Required settings: BUCKET_UPLOADS

Command options are:

-p PREFIX, --prefix=PREFIX
                      The prefix to prepend to the path on S3.
-d DIRECTORY, --dir=DIRECTORY
                      The root directory to use instead of your MEDIA_ROOT
--remove-missing
                      Remove any existing keys from the bucket that are not
                      present in your local. DANGEROUS!
--dry-run
                      Do a dry-run to show what files would be affected.

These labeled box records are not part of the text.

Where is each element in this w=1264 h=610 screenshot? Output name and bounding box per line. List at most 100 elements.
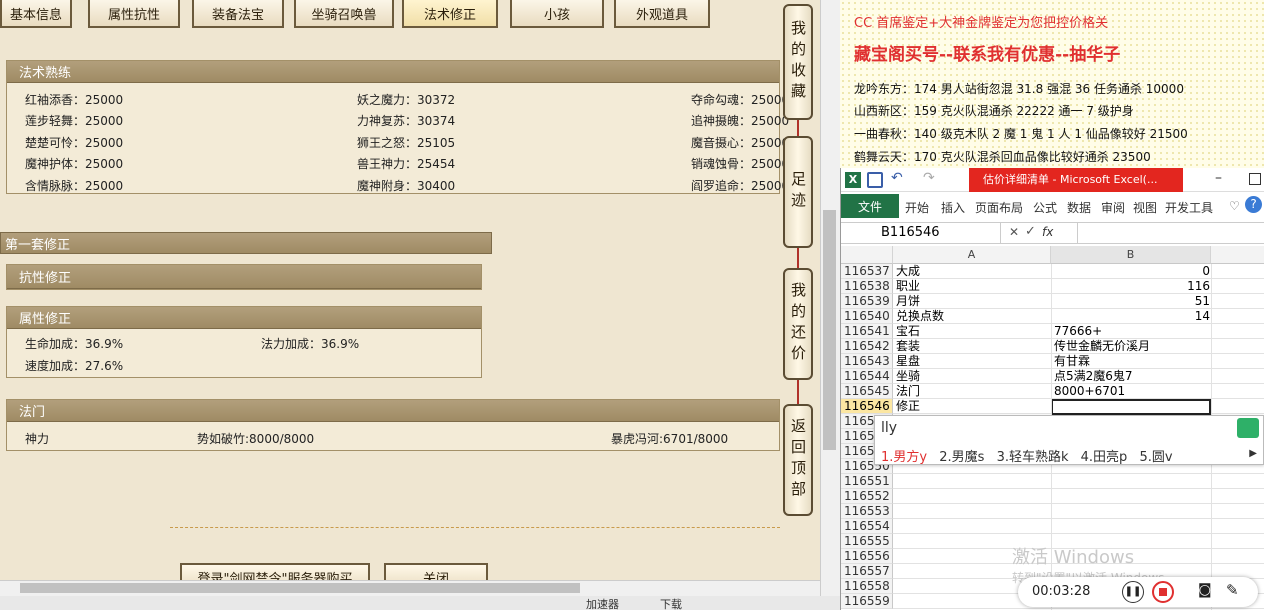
ime-candidate[interactable]: 5.圆v	[1139, 450, 1172, 465]
cell-a[interactable]: 兑换点数	[896, 309, 944, 324]
ime-candidate[interactable]: 3.轻车熟路k	[997, 450, 1069, 465]
text-document: CC 首席鉴定+大神金牌鉴定为您把控价格关 藏宝阁买号--联系我有优惠--抽华子…	[840, 0, 1264, 168]
row-number[interactable]: 116554	[841, 519, 893, 534]
row-number[interactable]: 116542	[841, 339, 893, 354]
cell-b[interactable]: 点5满2魔6鬼7	[1054, 369, 1210, 384]
cell-a[interactable]: 月饼	[896, 294, 920, 309]
tab-appearance[interactable]: 外观道具	[614, 0, 710, 28]
row-number[interactable]: 116559	[841, 594, 893, 609]
footprint-button[interactable]: 足迹	[783, 136, 813, 248]
pen-icon[interactable]: ✎	[1226, 581, 1239, 599]
ribbon-tab-developer[interactable]: 开发工具	[1165, 199, 1213, 216]
cell-a[interactable]: 大成	[896, 264, 920, 279]
ribbon-tab-formula[interactable]: 公式	[1033, 199, 1057, 216]
back-to-top-button[interactable]: 返回顶部	[783, 404, 813, 516]
cell-b[interactable]: 传世金麟无价溪月	[1054, 339, 1210, 354]
correction-set-title: 第一套修正	[0, 232, 492, 254]
cell-b[interactable]: 77666+	[1054, 324, 1210, 339]
column-header-a[interactable]: A	[893, 246, 1051, 264]
cancel-icon[interactable]: ✕	[1009, 225, 1019, 239]
cell-a[interactable]: 坐骑	[896, 369, 920, 384]
cell-a[interactable]: 宝石	[896, 324, 920, 339]
my-counteroffer-button[interactable]: 我的还价	[783, 268, 813, 380]
horizontal-scroll-thumb[interactable]	[20, 583, 580, 593]
pause-icon[interactable]: ❚❚	[1122, 581, 1144, 603]
tab-child[interactable]: 小孩	[510, 0, 604, 28]
column-header-c[interactable]	[1211, 246, 1264, 264]
save-icon[interactable]	[867, 172, 883, 188]
formula-input[interactable]	[1077, 223, 1264, 243]
select-all-corner[interactable]	[841, 246, 893, 264]
ribbon-collapse-icon[interactable]: ♡	[1229, 199, 1240, 213]
minimize-icon[interactable]: –	[1215, 170, 1222, 186]
row-number[interactable]: 116543	[841, 354, 893, 369]
cell-b[interactable]: 8000+6701	[1054, 384, 1210, 399]
row-number[interactable]: 116553	[841, 504, 893, 519]
row-number[interactable]: 116552	[841, 489, 893, 504]
tab-basic-info[interactable]: 基本信息	[0, 0, 72, 28]
ribbon-tab-insert[interactable]: 插入	[941, 199, 965, 216]
help-icon[interactable]: ?	[1245, 196, 1262, 213]
row-number[interactable]: 116555	[841, 534, 893, 549]
my-favorites-button[interactable]: 我的收藏	[783, 4, 813, 120]
cell-a[interactable]: 法门	[896, 384, 920, 399]
dashed-divider	[170, 527, 780, 528]
row-number[interactable]: 116556	[841, 549, 893, 564]
tab-equipment[interactable]: 装备法宝	[192, 0, 284, 28]
ribbon-tab-file[interactable]: 文件	[841, 194, 899, 218]
doc-line: 鹤舞云天：170 克火队混杀回血品像比较好通杀 23500	[854, 150, 1151, 164]
fx-icon[interactable]: fx	[1042, 225, 1053, 239]
camera-icon[interactable]: ◙	[1198, 582, 1212, 598]
ribbon-tab-layout[interactable]: 页面布局	[975, 199, 1023, 216]
name-box[interactable]: B116546	[841, 223, 1001, 243]
cell-b[interactable]: 0	[1054, 264, 1210, 279]
stop-icon[interactable]	[1152, 581, 1174, 603]
cell-a[interactable]: 修正	[896, 399, 920, 414]
row-number[interactable]: 116539	[841, 294, 893, 309]
ribbon-tab-data[interactable]: 数据	[1067, 199, 1091, 216]
row-number[interactable]: 116541	[841, 324, 893, 339]
resist-section-title: 抗性修正	[7, 265, 481, 289]
download-label[interactable]: 下载	[660, 596, 682, 610]
cell-a[interactable]: 职业	[896, 279, 920, 294]
grid-line	[893, 503, 1264, 504]
redo-icon[interactable]: ↷	[923, 170, 935, 186]
ime-candidate[interactable]: 1.男方y	[881, 450, 927, 465]
ime-candidate[interactable]: 4.田亮p	[1081, 450, 1128, 465]
cell-a[interactable]: 套装	[896, 339, 920, 354]
cell-b[interactable]: 14	[1054, 309, 1210, 324]
row-number[interactable]: 116557	[841, 564, 893, 579]
vertical-scroll-thumb[interactable]	[823, 210, 836, 450]
row-number[interactable]: 116538	[841, 279, 893, 294]
tab-attribute-resist[interactable]: 属性抗性	[88, 0, 180, 28]
ime-candidate[interactable]: 2.男魔s	[939, 450, 984, 465]
column-header-b[interactable]: B	[1051, 246, 1211, 264]
ime-logo-icon	[1237, 418, 1259, 438]
cell-a[interactable]: 星盘	[896, 354, 920, 369]
confirm-icon[interactable]: ✓	[1025, 224, 1036, 239]
row-number[interactable]: 116540	[841, 309, 893, 324]
row-number[interactable]: 116546	[841, 399, 893, 414]
row-number[interactable]: 116544	[841, 369, 893, 384]
row-number[interactable]: 116558	[841, 579, 893, 594]
row-number[interactable]: 116545	[841, 384, 893, 399]
undo-icon[interactable]: ↶	[891, 170, 903, 186]
ribbon-tab-home[interactable]: 开始	[905, 199, 929, 216]
attr-cell: 生命加成：36.9%	[25, 337, 124, 351]
row-number[interactable]: 116537	[841, 264, 893, 279]
maximize-icon[interactable]	[1249, 173, 1261, 185]
attr-cell: 法力加成：36.9%	[261, 337, 360, 351]
tab-mount-summon[interactable]: 坐骑召唤兽	[294, 0, 394, 28]
ribbon-tab-review[interactable]: 审阅	[1101, 199, 1125, 216]
cell-b[interactable]: 51	[1054, 294, 1210, 309]
cell-b[interactable]: 有甘霖	[1054, 354, 1210, 369]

s3sync.storage.S3PendingStorage

Required settings: BUCKET_UPLOADS_URL, PRODUCTION

Full List of Settings

AWS_ACCESS_KEY_ID, AWS_SECRET_ACCESS_KEY
Required. Your API keys from Amazon.
BUCKET_UPLOADS
Name of your upload bucket. Usually 'something.yourdomain.com'
BUCKET_UPLOADS_URL
URL to your bucket, including the prefix.
BUCKET_UPLOADS_CACHE_ALIAS
Which cache backend to use from settings.CACHES
BUCKET_UPLOADS_PENDING_KEY
Cache key to use for storing the list of pending files to be uploaded to S3.
BUCKET_UPLOADS_PENDING_DELETE_KEY
Cache key to use for storing the list of pending files to be removed from S3.
PRODUCTION
Set this to True for the storage backend to use BUCKET_UPLOADS_URL.

Contributing

If you'd like to fix a bug, add a feature, etc

  1. Start by opening an issue.
    Be explicit so that project collaborators can understand and reproduce the issue, or decide whether the feature falls within the project's goals. Code examples can be useful, too.
  2. File a pull request.
    You may write a prototype or suggested fix.
  3. Check your code for errors, complaints.
    Use check.py
  4. Write and run tests.
    Write your own test showing the issue has been resolved, or the feature works as intended.

Running Tests

TODO: write tests.

To run the tests:

python manage.py test s3sync